Allostasis is the process of achieving stability, or homeostasis, through physiological or behavioural change. In a constantly changing world the organism must be capable of adapting constantly to changing conditions. The Greek work ‘Allo’ means ‘variable’, so Allostasis is the ability to maintain stability through being variable. It is being flexible and responsive in the face of change and challenge. In allostasis the organism is actively adjusting to both predictable and unpredictable events.
We might use the analogy of riding a bike to understand this better. When riding a bike, we are constantly (particularly when first learning) monitoring changes and our general state of stability. When we notice something changing that alters our stability, we seek to modify our behaviour (how we are riding the bike) to correct this.
The same principle holds for any activity we are engaged in. We notice and track how we are doing and then, when we notice we are ‘off balance’, respond as effectively as we can retrieve homeostasis. In daily life this might be simple things like: Becoming aware that we are tired and taking a nap; feeling hungry and getting something to eat; ringing a friend to talk when we are struggling with something.
Dan Siegel refers to this process as ‘monitor and modify’ in relation to our internal condition or state. When we are upset, angry, sad etc. the first thing we need to do is notice this by bringing awareness to the experience. We tune into the experience by stepping back and noticing what thoughts are arising, opening to the sensations in the body, and exploring how the emotion feels. Acknowledging and investigating the experience in this way naturally changes the pattern slightly because ‘when we change the way we look at things, the things we look at change’. We can then go a step further by ‘modifying’: taking some wise action to make ourselves feel better: Going for a walk, taking a break, taking a few deep breaths, reading a book, or calling to mind a time when you felt happy. These ‘interventions’ create changes in the pattern which we can track, noticing how our state shifts as we take action and monitoring the change.
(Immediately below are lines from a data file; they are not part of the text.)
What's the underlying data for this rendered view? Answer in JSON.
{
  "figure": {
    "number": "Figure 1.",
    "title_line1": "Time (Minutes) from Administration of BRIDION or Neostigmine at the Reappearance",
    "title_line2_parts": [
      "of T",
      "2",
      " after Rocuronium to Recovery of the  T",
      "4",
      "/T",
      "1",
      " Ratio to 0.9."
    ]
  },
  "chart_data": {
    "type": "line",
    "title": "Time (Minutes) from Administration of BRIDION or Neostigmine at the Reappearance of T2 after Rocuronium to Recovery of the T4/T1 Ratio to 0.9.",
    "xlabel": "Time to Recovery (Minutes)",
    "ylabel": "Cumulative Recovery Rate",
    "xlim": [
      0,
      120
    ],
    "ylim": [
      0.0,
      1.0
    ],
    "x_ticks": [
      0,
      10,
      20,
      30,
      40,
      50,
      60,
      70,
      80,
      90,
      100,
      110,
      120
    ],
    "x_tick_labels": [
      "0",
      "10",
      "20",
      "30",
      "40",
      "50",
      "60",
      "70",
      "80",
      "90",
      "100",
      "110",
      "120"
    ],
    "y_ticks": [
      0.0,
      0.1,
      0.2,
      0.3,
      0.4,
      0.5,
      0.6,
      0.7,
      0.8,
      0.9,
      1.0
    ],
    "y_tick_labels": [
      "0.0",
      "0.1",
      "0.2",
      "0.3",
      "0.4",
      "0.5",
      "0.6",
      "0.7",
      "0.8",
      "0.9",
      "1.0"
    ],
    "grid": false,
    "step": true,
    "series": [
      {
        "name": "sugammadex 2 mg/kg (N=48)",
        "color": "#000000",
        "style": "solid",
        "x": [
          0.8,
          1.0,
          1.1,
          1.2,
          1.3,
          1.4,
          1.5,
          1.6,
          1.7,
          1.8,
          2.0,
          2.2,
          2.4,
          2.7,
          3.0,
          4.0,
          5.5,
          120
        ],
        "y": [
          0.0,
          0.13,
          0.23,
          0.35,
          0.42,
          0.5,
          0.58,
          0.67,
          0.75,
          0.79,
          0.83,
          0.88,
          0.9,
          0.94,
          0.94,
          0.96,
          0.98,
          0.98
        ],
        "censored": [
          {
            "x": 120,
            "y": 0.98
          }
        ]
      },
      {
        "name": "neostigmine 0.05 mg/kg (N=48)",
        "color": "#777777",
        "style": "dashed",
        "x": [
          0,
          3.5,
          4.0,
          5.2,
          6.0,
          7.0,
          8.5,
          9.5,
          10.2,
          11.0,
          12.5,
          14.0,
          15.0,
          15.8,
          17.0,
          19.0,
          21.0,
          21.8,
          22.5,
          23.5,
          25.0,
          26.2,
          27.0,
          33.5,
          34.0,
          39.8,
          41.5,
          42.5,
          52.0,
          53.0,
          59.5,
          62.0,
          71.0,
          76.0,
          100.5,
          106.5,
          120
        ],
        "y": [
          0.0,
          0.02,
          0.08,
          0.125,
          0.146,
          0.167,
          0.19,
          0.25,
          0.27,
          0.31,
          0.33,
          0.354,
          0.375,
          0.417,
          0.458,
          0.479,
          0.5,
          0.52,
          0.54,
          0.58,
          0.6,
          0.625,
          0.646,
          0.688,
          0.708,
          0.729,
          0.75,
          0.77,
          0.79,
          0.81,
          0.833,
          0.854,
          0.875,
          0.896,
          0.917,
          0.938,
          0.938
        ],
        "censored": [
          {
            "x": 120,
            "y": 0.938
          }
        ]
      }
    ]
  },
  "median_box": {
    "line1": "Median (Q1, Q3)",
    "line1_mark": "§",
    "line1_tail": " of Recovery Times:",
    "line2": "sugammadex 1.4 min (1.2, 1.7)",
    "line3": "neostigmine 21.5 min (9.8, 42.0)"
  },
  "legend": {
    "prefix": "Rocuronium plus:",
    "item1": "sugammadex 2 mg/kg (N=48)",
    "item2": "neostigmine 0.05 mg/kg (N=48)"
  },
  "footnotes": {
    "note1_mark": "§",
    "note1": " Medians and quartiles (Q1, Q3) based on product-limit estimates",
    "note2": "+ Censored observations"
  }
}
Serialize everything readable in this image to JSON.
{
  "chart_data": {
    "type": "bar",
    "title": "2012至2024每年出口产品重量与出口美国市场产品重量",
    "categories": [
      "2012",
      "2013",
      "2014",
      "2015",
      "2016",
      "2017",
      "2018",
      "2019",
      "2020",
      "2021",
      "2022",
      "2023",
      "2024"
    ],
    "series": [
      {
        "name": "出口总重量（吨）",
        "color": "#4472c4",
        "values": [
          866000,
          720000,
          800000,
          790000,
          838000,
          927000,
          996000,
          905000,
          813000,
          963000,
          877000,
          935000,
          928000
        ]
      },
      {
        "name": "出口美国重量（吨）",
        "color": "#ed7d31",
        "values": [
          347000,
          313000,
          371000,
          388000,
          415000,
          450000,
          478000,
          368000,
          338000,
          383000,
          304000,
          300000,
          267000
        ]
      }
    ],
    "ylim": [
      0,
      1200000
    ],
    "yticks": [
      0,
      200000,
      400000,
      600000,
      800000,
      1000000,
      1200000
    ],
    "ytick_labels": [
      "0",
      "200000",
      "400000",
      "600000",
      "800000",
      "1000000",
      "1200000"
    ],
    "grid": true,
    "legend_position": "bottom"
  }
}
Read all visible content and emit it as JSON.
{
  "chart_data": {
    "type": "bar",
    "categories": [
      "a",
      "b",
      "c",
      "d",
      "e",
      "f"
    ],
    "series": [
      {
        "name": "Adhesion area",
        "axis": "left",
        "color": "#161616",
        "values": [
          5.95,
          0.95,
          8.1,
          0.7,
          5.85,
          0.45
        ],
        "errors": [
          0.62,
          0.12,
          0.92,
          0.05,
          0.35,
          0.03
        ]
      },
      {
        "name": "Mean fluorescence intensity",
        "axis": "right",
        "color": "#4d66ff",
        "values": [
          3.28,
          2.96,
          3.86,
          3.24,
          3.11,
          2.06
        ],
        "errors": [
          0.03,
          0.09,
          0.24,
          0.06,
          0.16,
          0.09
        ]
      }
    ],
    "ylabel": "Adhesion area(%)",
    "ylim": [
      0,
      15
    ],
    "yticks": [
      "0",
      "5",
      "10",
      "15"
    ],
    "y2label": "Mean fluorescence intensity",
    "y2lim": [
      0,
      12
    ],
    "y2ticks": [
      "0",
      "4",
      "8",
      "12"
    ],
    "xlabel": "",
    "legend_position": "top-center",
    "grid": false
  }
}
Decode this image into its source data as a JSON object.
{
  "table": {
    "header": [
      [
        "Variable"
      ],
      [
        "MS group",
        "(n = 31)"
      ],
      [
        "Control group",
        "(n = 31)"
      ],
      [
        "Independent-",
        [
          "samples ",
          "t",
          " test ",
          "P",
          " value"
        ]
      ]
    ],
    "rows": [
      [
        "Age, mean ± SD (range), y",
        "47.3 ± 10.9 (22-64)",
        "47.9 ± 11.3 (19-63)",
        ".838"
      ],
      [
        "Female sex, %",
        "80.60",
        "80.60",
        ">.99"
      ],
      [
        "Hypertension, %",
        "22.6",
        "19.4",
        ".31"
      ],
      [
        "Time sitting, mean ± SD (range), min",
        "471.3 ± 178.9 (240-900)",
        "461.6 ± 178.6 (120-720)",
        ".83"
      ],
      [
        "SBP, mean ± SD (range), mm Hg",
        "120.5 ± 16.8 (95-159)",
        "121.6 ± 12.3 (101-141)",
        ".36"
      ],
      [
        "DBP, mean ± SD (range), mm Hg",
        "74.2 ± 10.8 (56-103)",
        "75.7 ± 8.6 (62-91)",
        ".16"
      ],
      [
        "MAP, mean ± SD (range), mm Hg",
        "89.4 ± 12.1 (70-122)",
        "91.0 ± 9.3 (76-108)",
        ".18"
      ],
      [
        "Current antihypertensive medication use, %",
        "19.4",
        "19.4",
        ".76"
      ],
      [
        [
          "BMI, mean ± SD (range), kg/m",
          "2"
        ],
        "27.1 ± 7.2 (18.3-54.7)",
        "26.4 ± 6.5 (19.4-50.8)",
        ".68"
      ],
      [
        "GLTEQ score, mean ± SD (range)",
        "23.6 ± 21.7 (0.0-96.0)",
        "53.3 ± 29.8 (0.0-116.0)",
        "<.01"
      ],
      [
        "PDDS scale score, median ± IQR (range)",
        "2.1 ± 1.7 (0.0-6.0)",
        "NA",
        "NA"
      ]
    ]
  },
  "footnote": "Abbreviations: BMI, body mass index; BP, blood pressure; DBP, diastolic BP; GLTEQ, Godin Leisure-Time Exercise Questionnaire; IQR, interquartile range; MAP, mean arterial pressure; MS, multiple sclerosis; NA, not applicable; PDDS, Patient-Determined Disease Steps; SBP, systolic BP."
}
On a more macro level we can notice when we have lost stability in our life direction – when we feel unbalanced, or something is ‘off’. This can happen when we are not living in line with our values and is a signal that we need to make modifications. We may notice that we set sail for New York, but now sometime later are heading for France. Through monitoring and noticing this we then have the choice to adapt and change our course and so recover an existential sense of homeostasis.